Hana Coy’s second-grade students were squirming with excitement to meet their pen pals, students from a Billings school that they had been writing back and forth to throughout the year.

Using a Webcam and a computer screen projector, Coy’s students were able to talk with the pen pals they would probably never meet in person. They conversed as though they were in the same room and created fodder for future written correspondence.

“We continue writing letters,” Coy said. “They could write more and have more of a conversation (through letters) after meeting them.”

As a first-year teacher, Coy is brimming with ideas to integrate modern technology into her classroom at W.F. Morrison Elementary. Troy school teachers are given the option to have their own classroom Website, so Coy uses her blog to update parents on upcoming events, post photos of the kids and allow her students to write their own blog entries.

“It’s fun for the kids to get on and it exposes them to typing,” Coy said. “I feel like it’s another life skill that eventually they’ll use.”

Schools in small communities like Troy find challenges keeping up with the times due to a lack of funds, but thanks to forward-thinking teaching staff and administration, Troy Schools are keeping up. 

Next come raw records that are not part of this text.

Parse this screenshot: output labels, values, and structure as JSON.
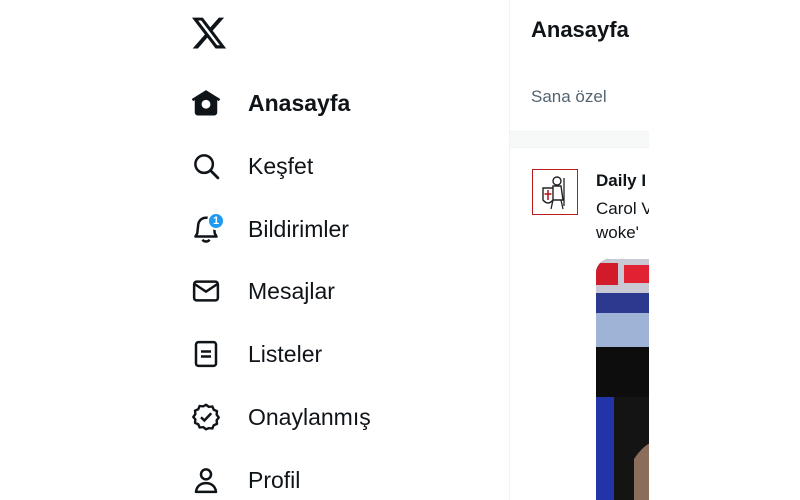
{
  "sidebar": {
    "logo_icon": "x-logo-icon",
    "items": [
      {
        "label": "Anasayfa",
        "icon": "home-icon",
        "active": true
      },
      {
        "label": "Keşfet",
        "icon": "search-icon"
      },
      {
        "label": "Bildirimler",
        "icon": "bell-icon",
        "badge": "1"
      },
      {
        "label": "Mesajlar",
        "icon": "mail-icon"
      },
      {
        "label": "Listeler",
        "icon": "list-icon"
      },
      {
        "label": "Onaylanmış",
        "icon": "verified-icon"
      },
      {
        "label": "Profil",
        "icon": "profile-icon"
      }
    ]
  },
  "main": {
    "title": "Anasayfa",
    "tabs": [
      {
        "label": "Sana özel"
      }
    ],
    "tweet": {
      "author": "Daily I",
      "text_lines": [
        "Carol V",
        "woke'"
      ]
    }
  },
  "colors": {
    "accent": "#1d9bf0",
    "text": "#0f1419",
    "secondary_text": "#536471",
    "border": "#eff3f4"
  }
}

Two of Andrea Cummings’ first-grade students stand at the Smartboard, a large screen that corresponds with a computer. Instead of using a mouse, students can draw or move objects around on the screen with their fingers. The game they’re about to play involves adding numbers on a set of dice on the screen.

“I like the dice game best because when you tap them they roll,” Jason Volkenand exclaimed after taking a turn. He watched his classmates “roll” the dice and then pointed to the computer. “Whenever you do something on the Smartboard, it goes on Mrs. Cummings’ computer.”

Cummings uses multiple programs on the Smartboard that helps her students learn patterns and have more fun learning math and spelling.

The district recently purchased 10 new Smartboards, seven for the elementary school and three to supplement the high school’s current three. Morrison Elementary will have one in each classroom by next fall. The district also purchased a new laptop computer lab to replace the outdated one. The laptops will travel easily on a cart from classroom to classroom.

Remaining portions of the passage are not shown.